Panuwat Sikham/istock via Getty
Potential Racial Bias Found in Type 2 Diabetes Risk Prediction Models
New research shows that type 2 diabetes prediction models may contain biases that contribute to over- or under-estimations of risk based on a patient’s race.
Artificial intelligence (AI) algorithms used to screen for and predict type 2 diabetes may be racially biased, which could perpetuate health disparities, according to a study published last week in PLOS Global Public Health.
Risk prediction models for type 2 diabetes have shown promise in bolstering early detection and clinical decision-making, but the researchers pointed out that these models can bias the decision-making process if risk is miscalibrated across patient populations.
Concerns about model miscalibration and bias are especially pertinent as efforts to address health equity and racial disparities in healthcare have grown in recent years.
In this study, the researchers assessed three AI models to determine whether they demonstrate racial bias between non-Hispanic Black and non-Hispanic white populations: the Prediabetes Risk Test (PRT), a screening algorithm for prediabetes and type 2 diabetes, and two prognostic models, the Framingham Offspring Risk Score and the ARIC Model.

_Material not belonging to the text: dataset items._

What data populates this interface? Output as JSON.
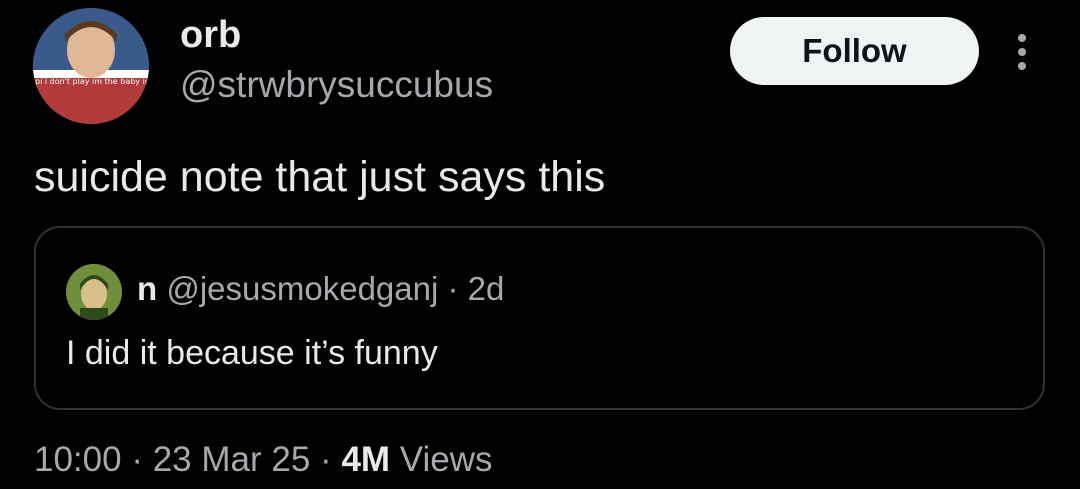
{
  "tweet": {
    "author": {
      "display_name": "orb",
      "handle": "@strwbrysuccubus",
      "avatar_icon": "profile-avatar-image",
      "avatar_caption": "she like papi i don't play im the baby isn't normal"
    },
    "follow_label": "Follow",
    "text": "suicide note that just says this",
    "quoted": {
      "display_name": "n",
      "handle": "@jesusmokedganj",
      "separator": "·",
      "age": "2d",
      "text": "I did it because it’s funny",
      "avatar_icon": "profile-avatar-image"
    },
    "meta": {
      "time": "10:00",
      "sep1": "·",
      "date": "23 Mar 25",
      "sep2": "·",
      "views_count": "4M",
      "views_label": "Views"
    }
  },
  "colors": {
    "background": "#000000",
    "text_primary": "#e7e9ea",
    "text_secondary": "#a5a9ad",
    "follow_button_bg": "#eff3f4",
    "border": "#2f3336"
  }
}
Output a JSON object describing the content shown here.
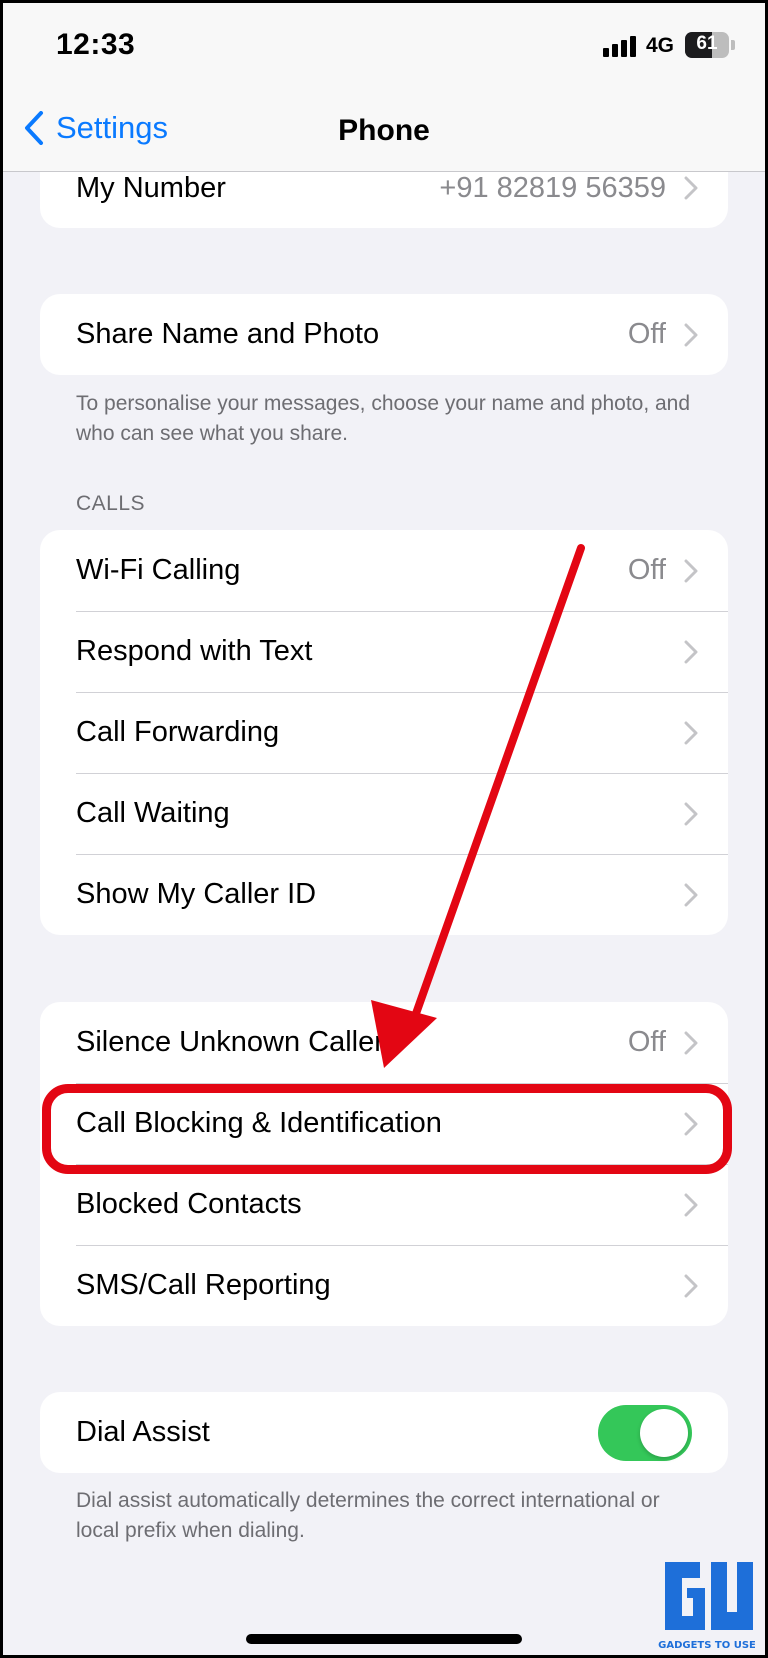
{
  "status_bar": {
    "time": "12:33",
    "network": "4G",
    "battery": "61",
    "battery_level": 0.61
  },
  "nav": {
    "back_label": "Settings",
    "title": "Phone"
  },
  "my_number": {
    "label": "My Number",
    "value": "+91 82819 56359"
  },
  "share_section": {
    "label": "Share Name and Photo",
    "value": "Off",
    "footnote": "To personalise your messages, choose your name and photo, and who can see what you share."
  },
  "calls_section": {
    "header": "CALLS",
    "items": [
      {
        "label": "Wi-Fi Calling",
        "value": "Off"
      },
      {
        "label": "Respond with Text",
        "value": ""
      },
      {
        "label": "Call Forwarding",
        "value": ""
      },
      {
        "label": "Call Waiting",
        "value": ""
      },
      {
        "label": "Show My Caller ID",
        "value": ""
      }
    ]
  },
  "blocking_section": {
    "items": [
      {
        "label": "Silence Unknown Callers",
        "value": "Off"
      },
      {
        "label": "Call Blocking & Identification",
        "value": ""
      },
      {
        "label": "Blocked Contacts",
        "value": ""
      },
      {
        "label": "SMS/Call Reporting",
        "value": ""
      }
    ]
  },
  "dial_assist": {
    "label": "Dial Assist",
    "enabled": true,
    "footnote": "Dial assist automatically determines the correct international or local prefix when dialing."
  },
  "watermark": {
    "text": "GADGETS TO USE"
  },
  "colors": {
    "accent": "#0a7aff",
    "toggle_on": "#34c759",
    "annotation": "#e30613"
  },
  "icons": {
    "back": "chevron-left-icon",
    "row": "chevron-right-icon",
    "signal": "cellular-signal-icon",
    "battery": "battery-icon"
  }
}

The research team utilized data from 9,987 adults without a prior diagnosis of diabetes and with available fasting blood samples from the National Health and Nutrition Examination Survey (NHANES). Patient information was then sampled in two-year batches starting with 1999 and ending with 2010.
From there, the researchers calculated year- and race-specific average predicted risk of type 2 diabetes, and compared these with observed risk across racial groups taken from the US Diabetes Surveillance System.
Doing so revealed that all three algorithms were miscalibrated in terms of race across all survey years evaluated.
The research team found that the Framingham Offspring Risk Score underestimated type 2 diabetes risk for non-Hispanic Black patients, but overestimated risk for their white counterparts.
The ARIC Model and PRT overestimated risk for both groups, but to a greater extent for white patients.
The overestimation of type 2 diabetes risk in non-Hispanic white populations could result in these patients being overdiagnosed or overtreated, in addition to being prioritized for preventive interventions, the researchers noted. This phenomenon may also lead to non-Hispanic Black patients being underprioritized and undertreated.
“Biased prediction models may prioritize individuals of certain racial groups for preventive action at different rates or at different stages in their disease progression. Such unequal predictions would exacerbate the systemic health care inequalities we are currently seeing, which stem from socioeconomic inequalities, differential health literacy and access to health care, and various forms of discrimination between majority and minority populations,” the researchers explained.
Research like this highlights that while data analytics and AI approaches may help find gaps in chronic disease management and care, racial disparities are still a major obstacle to achieving health equity for diabetes patients.
A 2021 study of city-level data revealed significant disparities in diabetes mortality rates across the United States.
The analysis sourced data from the 30 largest cities in the US and demonstrated that mortality rates were higher for Black individuals than for white individuals. Disparities were also found to be up to four times larger in some cities compared to others, with Washington, DC experiencing the highest rates of diabetes mortality inequities.